Tendere alla perfezione significa anche adeguarsi in modo umile e obiettivo ai tempi e alle possibilità di cui si dispone. Ce ne parla Peter Roche de Coppens in questa breve intervista curata da Camilla Ripani.
– Ci sono persone che non sono mai contente dei loro risultati, quasi avessero un’incapacità di rilassarsi nel momento presente, di accettare e di accettarsi… Il perfezionismo è sbagliato?
(Risposta di Peter Roche De Coppens) Il perfezionsimo presenta due aspetti: uno è fatto di ombra e l’altro di luce. L’aspetto di luce riguarda l’individuo quando, alla fine del suo percorso, arriva a un certo livello di coscienza e di consapevolezza, tale che può diventare una persona completa, santa e perfetta. Questo è il grande traguardo di ognuno di noi.
La parte fatta di ombra, invece, è caratterizzata dall’orgoglio e dall’ansia di essere impazienti, dal voler realizzare nell’immediato un qualcosa che in realtà prende molto, molto tempo. L’impulso fondamentale, quindi, è corretto, ma bisogna anche avere la saggezza di collocarlo nella prospettiva giusta, e avere la pazienza e l’umiltà di saper aspettare e costruire in modo adeguato, senza farsi prendere dal “subito e ora”.
Anch’io ho ancora tante aspirazioni, e voglio andare in una direzione precisa… magari alla fine, anche in altre vite, ci arriverò, ma non subito.
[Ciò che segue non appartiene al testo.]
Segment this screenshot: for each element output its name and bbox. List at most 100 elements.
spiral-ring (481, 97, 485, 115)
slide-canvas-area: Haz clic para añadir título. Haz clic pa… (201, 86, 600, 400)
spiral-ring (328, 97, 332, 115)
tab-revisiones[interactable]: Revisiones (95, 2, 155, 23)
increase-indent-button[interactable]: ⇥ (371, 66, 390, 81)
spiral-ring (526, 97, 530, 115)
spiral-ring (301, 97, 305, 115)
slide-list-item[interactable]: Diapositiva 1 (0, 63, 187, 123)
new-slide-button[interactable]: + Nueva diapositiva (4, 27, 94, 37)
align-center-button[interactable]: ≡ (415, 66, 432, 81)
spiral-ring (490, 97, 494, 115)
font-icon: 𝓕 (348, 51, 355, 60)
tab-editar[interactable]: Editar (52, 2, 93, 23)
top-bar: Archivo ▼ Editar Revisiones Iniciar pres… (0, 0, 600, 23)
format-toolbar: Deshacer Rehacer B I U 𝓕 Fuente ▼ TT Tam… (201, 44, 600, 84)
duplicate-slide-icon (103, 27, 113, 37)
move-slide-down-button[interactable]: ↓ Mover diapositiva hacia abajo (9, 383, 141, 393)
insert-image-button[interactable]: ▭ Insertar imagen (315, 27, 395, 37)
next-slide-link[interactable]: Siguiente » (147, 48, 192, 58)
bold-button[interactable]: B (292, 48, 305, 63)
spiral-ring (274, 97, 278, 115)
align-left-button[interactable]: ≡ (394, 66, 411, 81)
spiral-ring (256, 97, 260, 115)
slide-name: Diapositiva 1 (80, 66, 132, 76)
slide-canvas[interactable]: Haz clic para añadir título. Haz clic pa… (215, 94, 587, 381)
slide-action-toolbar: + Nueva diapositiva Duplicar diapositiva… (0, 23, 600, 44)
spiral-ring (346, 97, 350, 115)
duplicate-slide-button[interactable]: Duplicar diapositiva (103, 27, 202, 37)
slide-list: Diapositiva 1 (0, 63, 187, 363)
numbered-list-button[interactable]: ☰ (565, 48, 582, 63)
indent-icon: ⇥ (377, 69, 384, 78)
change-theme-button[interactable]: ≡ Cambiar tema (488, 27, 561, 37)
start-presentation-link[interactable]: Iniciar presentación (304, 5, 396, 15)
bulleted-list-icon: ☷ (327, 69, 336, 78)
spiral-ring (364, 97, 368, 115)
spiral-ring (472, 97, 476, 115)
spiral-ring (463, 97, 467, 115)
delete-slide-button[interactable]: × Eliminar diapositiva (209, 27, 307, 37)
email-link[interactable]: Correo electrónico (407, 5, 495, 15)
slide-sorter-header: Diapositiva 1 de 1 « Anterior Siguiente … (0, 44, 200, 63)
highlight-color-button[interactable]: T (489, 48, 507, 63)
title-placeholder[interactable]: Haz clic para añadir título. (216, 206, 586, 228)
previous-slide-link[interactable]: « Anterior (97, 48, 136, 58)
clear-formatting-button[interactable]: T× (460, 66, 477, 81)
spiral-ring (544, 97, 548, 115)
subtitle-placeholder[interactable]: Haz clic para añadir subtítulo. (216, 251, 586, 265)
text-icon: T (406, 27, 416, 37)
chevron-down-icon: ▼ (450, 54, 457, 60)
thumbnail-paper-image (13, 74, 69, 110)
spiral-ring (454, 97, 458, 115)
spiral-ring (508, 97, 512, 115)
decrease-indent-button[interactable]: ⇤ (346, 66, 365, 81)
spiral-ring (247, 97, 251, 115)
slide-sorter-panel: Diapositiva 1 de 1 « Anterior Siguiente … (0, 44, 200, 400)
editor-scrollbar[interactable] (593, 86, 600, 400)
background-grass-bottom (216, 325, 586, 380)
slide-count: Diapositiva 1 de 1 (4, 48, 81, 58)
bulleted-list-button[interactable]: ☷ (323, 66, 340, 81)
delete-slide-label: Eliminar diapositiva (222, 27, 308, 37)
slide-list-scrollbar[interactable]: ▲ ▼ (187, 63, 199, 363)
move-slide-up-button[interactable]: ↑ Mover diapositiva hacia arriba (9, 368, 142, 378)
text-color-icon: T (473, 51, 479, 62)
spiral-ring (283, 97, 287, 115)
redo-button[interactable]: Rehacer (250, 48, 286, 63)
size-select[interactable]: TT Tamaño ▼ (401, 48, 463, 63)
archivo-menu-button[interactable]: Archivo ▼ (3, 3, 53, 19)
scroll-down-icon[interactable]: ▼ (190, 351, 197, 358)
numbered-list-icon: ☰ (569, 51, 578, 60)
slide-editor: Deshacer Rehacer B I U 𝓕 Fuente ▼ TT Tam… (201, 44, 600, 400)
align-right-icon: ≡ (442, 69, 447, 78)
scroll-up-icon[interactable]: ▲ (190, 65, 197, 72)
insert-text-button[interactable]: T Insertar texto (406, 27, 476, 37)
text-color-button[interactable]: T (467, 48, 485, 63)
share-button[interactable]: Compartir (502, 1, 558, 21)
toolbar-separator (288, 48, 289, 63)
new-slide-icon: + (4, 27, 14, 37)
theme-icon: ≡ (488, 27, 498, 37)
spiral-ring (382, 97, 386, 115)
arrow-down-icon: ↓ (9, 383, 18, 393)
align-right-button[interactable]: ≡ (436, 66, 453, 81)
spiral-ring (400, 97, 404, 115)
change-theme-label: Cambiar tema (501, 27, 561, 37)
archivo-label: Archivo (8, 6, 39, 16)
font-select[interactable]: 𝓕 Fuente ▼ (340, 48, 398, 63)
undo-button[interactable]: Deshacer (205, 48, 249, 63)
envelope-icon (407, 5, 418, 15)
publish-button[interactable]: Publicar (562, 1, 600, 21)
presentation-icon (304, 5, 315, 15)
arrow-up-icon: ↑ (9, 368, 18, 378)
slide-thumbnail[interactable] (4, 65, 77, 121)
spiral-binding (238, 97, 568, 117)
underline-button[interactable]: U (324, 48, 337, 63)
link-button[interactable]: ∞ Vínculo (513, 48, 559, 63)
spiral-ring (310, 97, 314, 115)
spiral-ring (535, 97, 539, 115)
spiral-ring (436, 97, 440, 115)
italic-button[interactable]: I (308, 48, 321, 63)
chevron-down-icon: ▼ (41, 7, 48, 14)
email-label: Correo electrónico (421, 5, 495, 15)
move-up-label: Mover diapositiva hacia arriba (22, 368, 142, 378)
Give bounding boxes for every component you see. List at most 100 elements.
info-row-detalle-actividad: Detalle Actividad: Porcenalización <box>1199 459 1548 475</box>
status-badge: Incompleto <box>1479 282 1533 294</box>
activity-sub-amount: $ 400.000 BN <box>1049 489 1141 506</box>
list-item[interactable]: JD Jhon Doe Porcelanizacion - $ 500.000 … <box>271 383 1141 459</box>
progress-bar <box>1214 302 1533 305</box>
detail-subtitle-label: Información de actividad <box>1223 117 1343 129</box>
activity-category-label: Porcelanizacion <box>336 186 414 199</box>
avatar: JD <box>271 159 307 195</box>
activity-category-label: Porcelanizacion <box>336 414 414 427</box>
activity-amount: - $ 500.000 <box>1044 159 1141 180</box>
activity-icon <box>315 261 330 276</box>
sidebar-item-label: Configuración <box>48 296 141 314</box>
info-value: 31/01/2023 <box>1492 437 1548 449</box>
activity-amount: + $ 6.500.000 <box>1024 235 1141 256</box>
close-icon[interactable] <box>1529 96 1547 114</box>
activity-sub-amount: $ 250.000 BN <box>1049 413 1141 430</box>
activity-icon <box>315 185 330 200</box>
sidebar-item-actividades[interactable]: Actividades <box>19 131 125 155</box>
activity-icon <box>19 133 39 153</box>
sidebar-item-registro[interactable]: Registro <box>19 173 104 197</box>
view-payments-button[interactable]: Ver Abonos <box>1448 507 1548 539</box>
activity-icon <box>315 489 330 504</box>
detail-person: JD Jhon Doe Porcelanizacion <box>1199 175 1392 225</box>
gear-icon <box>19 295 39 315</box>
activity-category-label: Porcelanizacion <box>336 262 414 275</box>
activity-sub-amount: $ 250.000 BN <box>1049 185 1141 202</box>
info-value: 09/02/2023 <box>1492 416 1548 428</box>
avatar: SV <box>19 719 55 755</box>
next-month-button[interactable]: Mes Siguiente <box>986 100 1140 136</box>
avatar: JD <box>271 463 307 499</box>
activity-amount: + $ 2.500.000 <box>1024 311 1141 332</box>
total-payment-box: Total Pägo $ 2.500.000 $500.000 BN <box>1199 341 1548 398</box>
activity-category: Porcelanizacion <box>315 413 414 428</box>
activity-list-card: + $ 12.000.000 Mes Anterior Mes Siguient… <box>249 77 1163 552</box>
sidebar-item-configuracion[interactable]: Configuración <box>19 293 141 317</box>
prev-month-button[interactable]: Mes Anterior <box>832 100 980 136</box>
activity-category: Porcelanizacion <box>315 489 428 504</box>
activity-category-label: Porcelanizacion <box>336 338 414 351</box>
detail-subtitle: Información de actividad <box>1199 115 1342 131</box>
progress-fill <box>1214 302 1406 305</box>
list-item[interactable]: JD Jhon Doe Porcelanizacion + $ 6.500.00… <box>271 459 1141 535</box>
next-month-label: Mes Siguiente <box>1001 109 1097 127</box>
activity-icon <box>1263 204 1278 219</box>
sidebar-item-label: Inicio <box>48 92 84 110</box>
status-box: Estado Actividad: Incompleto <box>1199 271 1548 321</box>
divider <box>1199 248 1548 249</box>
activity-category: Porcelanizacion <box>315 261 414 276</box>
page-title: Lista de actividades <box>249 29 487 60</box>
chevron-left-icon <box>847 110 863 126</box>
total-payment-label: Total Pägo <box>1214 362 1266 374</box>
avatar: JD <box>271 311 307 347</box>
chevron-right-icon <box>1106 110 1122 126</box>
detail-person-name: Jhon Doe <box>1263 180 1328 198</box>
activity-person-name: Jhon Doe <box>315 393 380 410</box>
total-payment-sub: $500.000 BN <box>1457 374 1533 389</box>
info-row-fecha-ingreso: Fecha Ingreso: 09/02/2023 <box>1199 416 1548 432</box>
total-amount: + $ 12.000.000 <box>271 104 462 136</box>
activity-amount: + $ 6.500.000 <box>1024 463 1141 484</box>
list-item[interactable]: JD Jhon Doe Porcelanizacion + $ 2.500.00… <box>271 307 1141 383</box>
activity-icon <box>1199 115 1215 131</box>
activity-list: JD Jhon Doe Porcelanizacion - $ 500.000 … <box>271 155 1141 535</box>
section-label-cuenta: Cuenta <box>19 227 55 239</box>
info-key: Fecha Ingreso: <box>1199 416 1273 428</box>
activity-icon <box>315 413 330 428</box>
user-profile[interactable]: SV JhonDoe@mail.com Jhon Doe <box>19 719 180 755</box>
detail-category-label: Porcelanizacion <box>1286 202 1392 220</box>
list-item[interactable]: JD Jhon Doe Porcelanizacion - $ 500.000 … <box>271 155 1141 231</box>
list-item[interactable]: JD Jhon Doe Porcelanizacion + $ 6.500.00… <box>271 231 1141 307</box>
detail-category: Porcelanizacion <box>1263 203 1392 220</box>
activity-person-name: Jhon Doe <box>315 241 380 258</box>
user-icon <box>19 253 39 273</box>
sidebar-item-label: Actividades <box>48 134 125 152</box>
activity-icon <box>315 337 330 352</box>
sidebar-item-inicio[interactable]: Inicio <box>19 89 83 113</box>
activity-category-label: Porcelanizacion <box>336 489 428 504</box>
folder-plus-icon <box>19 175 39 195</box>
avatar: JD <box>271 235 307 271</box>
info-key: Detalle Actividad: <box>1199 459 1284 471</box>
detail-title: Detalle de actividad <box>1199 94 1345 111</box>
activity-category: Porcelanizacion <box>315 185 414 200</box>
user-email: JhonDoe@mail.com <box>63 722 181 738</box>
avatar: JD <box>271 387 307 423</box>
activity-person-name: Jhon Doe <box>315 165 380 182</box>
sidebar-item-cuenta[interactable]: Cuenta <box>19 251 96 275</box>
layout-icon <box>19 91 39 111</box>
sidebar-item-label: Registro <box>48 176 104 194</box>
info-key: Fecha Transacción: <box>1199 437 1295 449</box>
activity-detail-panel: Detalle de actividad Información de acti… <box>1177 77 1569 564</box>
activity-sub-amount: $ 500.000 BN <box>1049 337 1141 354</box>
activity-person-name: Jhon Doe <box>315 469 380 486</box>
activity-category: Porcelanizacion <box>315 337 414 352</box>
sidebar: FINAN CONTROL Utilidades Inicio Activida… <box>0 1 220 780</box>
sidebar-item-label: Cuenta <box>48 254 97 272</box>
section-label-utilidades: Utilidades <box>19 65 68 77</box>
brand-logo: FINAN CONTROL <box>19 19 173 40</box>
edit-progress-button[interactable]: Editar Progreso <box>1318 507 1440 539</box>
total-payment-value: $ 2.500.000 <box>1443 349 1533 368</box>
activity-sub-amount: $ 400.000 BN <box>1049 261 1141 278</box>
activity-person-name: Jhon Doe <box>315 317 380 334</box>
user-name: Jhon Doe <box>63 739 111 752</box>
Occorre umiltà e obiettività, per poter affermare “aspiro a questo progetto ma al momento non posso ancora realizzarlo, devo accettare questo fatto e quindi accetto anche le mie debolezze”.
Infatti, generalmente il perfezionista ossessivo non accetta le sue debolezze, per questo non le accetta neanche negli altri e spesso mette in moto grossi conflitti.